If a purchaser is willing to buy a motor vehicle as a “non-runner”, despite the fact that it can be driven and indeed tested, the consumer accepts that he or she can expect no more of the vehicle than would be the case if it was not running at all.
On the face of it, such a purchase would be unwise, but the purchaser’s judgment on that issue would depend on the price being asked, and perhaps also the consumer’s belief as to his or her capacity to deal with the problem if something went wrong.
These were the words of a Pietermaritzburg High Court Judge, who found that while the Consumer Protection Act does provide that every consumer has the right to receive goods which are of good quality and they may return it within six months if this was not the case, there is an exception.
Judge Peter Olsen said there is a section in the Act which provides that if the consumer has been expressly informed that the goods were being offered in a certain condition, and the consumer accepted this, the consumer is not protected under the Act.
His comments followed an appeal by a Pinetown car dealership - MMA Dealership - after the magistrates’ court ordered it to pay R23,750 for the repairs of a vehicle which broke down about 40 kilometres away as the new owner, Winston Fayers, drove it home.

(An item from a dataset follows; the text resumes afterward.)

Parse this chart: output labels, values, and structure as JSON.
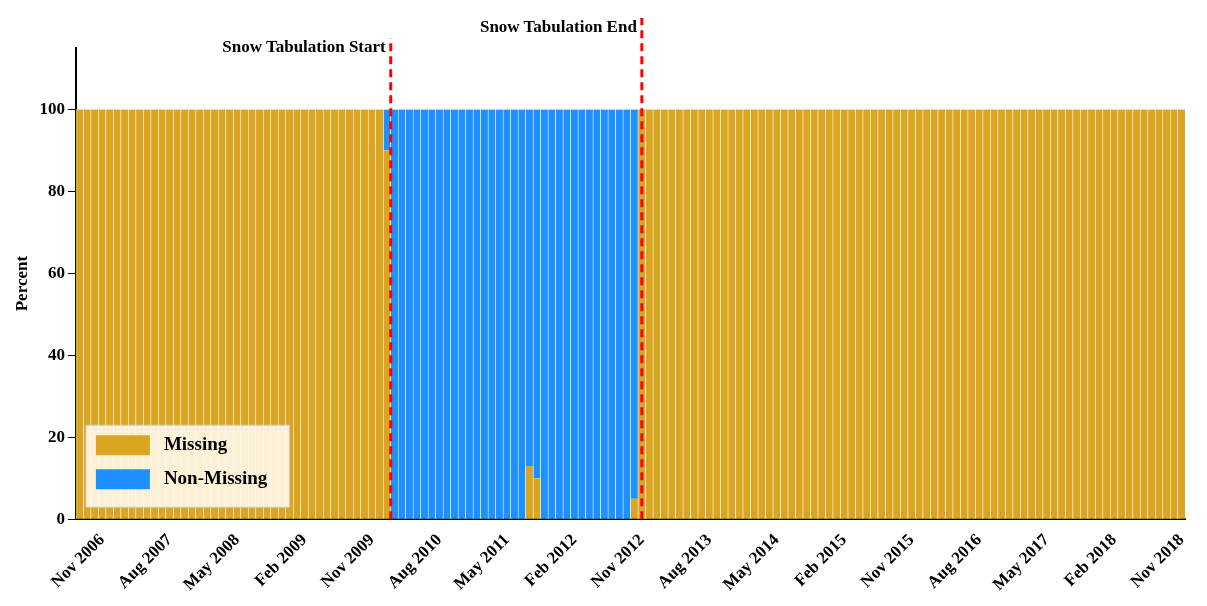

The lower courts’ order was made after Fayers turned to court to be reimbursed for fixing the vehicle. He relied on the provisions of the Consumer Protection Act for his claim which permits the consumer to return goods to a supplier within six months after delivery if the goods fail to satisfy the requirements and standards contemplated in the Act.
Fayers earlier responded to an advertisement on the internet offering a Jeep Grand Cherokee vehicle for sale. Liking what he saw, he bought the vehicle in cash. While he lived in Durban, he worked in Secunda and planned to drive it back to Secunda.
According to him, when he got to Hammersdale, the car stopped and he was unable to restart it. According to the salesman, the vehicle was sold “as is” as the dealership had bought it at an auction without warranties, and had not yet had an opportunity to put it through a roadworthiness test.
If the plaintiff wanted to take the vehicle there and then, he would have to attend to the certificate of roadworthiness himself, the dealership said. The front page of the contract between them clearly stipulated “sold as a non-runner car" and sold “as is”. Fayers had obtained a quote for R23,750 from a mechanic to repair the vehicle, but he did not accept this and in the end, his brother repaired it.
Fayers also told the court that when he had signed the contract, he never saw the “as is” clause. He said he believed the vehicle to be in working order. According to Fayers, he test drove the vehicle before he bought it and it ran perfectly. He questioned why he would buy a “non-runner".
But the court found that he bought the vehicle at a low price and he knew what it would mean to buy a car as a “non-runner”, as this was clear on the contract, even though it was capable of being driven and tested. The court subsequently upheld the appeal.